También poco más de una semana antes de esa primera función, el sacerdote dueño del colegio y del Teatro de la Cova, que nunca había sido muy colaborativo con el grupo, me comunicó en un encuentro que tuvimos, que si queríamos llevar el nombre del colegio debíamos entregarle todo tipo de ingreso que supusieran las obras y en forma independiente de los gastos, que debían correr por nuestra cuenta. Como el planteo era claro y sin concesiones y lo vivimos como algo no sólo demasiado incómodo sino, sobre todo, bastante antiestético e injusto, con pesar decidimos cambiar de nombre y así desligar al grupo del pasado histórico al que estaba emocionalmente ligado. Nos reunimos de urgencia el triunvirato con un par más y estuvimos deliberando ad eternum sobre cuál era el mejor nombre. La urgencia radicaba en que nos parecía que ese ya tenía que figurar en programa para ir dándole la bienvenida a las actividades del año siguiente. Finalmente y más por cansancio que por convicción, quedó la propuesta de Pablo "Grupo de Teatro del Lugar Azul", que es el nombre que explica el color del fondo de este texto en este momento y que casualmente coincidió con el color unificado de los atuendos de la mayoría de los actores de la obra navideña.

 

Manejar todas las variables, incluida la de la actuación de los chiquitos, las tardanzas y faltazos y alguna otra cosa que calculé mal no solo fue muy estresante, sino que determinó que llegáramos al estreno en una situación caótica y con la obra no suficientemente ensayada.
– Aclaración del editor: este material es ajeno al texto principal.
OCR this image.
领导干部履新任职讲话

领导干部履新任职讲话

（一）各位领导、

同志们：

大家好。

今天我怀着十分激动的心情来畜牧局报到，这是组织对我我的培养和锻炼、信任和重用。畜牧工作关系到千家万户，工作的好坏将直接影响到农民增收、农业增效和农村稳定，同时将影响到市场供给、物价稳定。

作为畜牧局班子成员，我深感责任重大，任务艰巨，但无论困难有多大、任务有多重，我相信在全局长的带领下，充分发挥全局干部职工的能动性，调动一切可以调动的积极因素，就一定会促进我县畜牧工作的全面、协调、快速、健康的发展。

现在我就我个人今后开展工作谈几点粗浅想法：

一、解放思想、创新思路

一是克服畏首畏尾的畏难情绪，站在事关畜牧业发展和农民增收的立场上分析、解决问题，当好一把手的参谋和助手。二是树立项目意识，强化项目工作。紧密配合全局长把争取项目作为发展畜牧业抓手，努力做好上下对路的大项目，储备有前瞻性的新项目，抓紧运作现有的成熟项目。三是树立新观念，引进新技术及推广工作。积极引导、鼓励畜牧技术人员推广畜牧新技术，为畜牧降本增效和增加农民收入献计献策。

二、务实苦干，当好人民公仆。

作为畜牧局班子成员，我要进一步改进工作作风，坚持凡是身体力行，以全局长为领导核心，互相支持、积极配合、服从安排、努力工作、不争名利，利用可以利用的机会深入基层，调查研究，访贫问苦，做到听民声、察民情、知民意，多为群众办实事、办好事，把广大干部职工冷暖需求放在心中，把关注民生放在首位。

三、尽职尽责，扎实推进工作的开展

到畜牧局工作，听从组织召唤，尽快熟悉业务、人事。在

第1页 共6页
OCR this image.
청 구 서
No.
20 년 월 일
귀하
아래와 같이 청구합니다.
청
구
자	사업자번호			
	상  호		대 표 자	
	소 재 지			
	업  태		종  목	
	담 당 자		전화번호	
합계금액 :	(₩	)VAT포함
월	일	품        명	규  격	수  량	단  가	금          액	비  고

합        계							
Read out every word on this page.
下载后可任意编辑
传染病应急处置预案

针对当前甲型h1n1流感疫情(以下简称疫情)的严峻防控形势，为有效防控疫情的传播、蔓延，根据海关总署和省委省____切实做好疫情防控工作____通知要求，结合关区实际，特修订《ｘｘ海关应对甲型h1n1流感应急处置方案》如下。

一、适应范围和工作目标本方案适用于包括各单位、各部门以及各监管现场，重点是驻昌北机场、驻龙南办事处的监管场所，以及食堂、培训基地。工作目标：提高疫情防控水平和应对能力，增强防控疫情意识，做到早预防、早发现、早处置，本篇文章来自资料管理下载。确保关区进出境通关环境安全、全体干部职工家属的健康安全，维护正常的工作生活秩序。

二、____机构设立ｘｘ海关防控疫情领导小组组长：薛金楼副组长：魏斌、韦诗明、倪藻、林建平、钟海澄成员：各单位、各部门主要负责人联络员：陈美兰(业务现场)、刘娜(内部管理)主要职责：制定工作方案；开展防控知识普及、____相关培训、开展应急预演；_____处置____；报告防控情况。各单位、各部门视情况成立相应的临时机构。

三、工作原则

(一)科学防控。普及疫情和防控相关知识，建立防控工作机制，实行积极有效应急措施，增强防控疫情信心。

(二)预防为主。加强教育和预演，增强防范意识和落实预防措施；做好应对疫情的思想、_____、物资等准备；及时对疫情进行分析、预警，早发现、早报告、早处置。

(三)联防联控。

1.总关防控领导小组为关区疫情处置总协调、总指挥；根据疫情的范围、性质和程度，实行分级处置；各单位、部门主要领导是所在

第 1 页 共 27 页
El ensayo general, que décadas más tarde caí en la cuenta que fue en el aniversario de la primera publicación del cuento original 137 años antes, el 19 de diciembre de 1843, tuvo cosas buenas pero estaba lleno de baches, vacilaciones y errores peligrosísimos que, al igual que en "Bagatelas", sólo se le pueden imputar al director por no haber organizado las cosas con más tiempo y mayores precisiones. Así, el estreno, que tuvo lugar al día siguiente, el 20 de diciembre de 1980 en el patio del colegio donde habíamos estudiado la mayoría de nosotros y cuyo nombre habíamos llevado desde el momento en que se originó el grupo de teatro, fue un fiasco espantoso, una de las situaciones más pesadillescas que viví en toda mi vida, teatral y no teatral: cada momento en que la cosa parecía que no era posible que fuera peor, ocurría algo más ridículo, atroz y lamentable, y así exactamente toda la función, si se puede hablar de "función". Por suerte no había tanta gente, pero igual fue degradante. Entre otras cosas, en mi caso, porque estaban dos o tres de mis hermanos y cuñados y tengo la pésima suerte, por otro lado recurrente, de que las funciones notoriamente peores de cada obra que hice eran justo ésas a las que ellos venían, para mi humillación y bochorno. Según mis compañeros, no es que casualmente vienen a la peor, ¡sino que son yeta! Tardé décadas en darme cuenta del por qué de esto y de obrar en consecuencia.

 

 

 

 

A Dios gracias la última apuesta a las bondades del azar fue mucho más afortunada: ya que era imposible volver a ensayar antes de la noche siguiente, en la que iba a tener lugar la segunda función en el teatro de Santa Teresita donde habíamos hecho "Ha llegado un inspector", iba a considerar la malograda función del colegio como otro ensayo general y la de Santa Teresita como el verdadero estreno. La operación mental y la cuota de realismo que pudiera tener, junto con la buena suerte hicieron lo suyo y la obra funcionó a las mil maravillas, exactamente del modo en que yo la había pensado y diseñado, es decir con la dinámica compacta y homogénea propia de una gran obra de arte, llena de climas mágicos, momentos humorísticos, otros de muchísima emoción y sobre todo una belleza sobrecogedora que nacía al mismo tiempo de una muy cuidada simplicidad. Quizás ayudó el hecho de que había mejor luz y el espacio estaba dramáticamente más concentrado, o también que la sala estaba colmada a reventar y no queríamos repetir el fiasco de la noche anterior que, en gran medida, se había dado por falta de atención y de ensayo, lo que ahora estaba más subsanado. Como sea, todos estuvieron muy bien, Néstor tuvo momentos muy lindos como el sobrino Fred, Pablo se lució con el fantasma de Marley y yo por suerte estuve a la altura de Scrooge, que es mucho decir, dada la variedad de situaciones con las que recorre toda la obra, algunas actoralmente muy extremas y por las cuales fui unánimemente felicitado.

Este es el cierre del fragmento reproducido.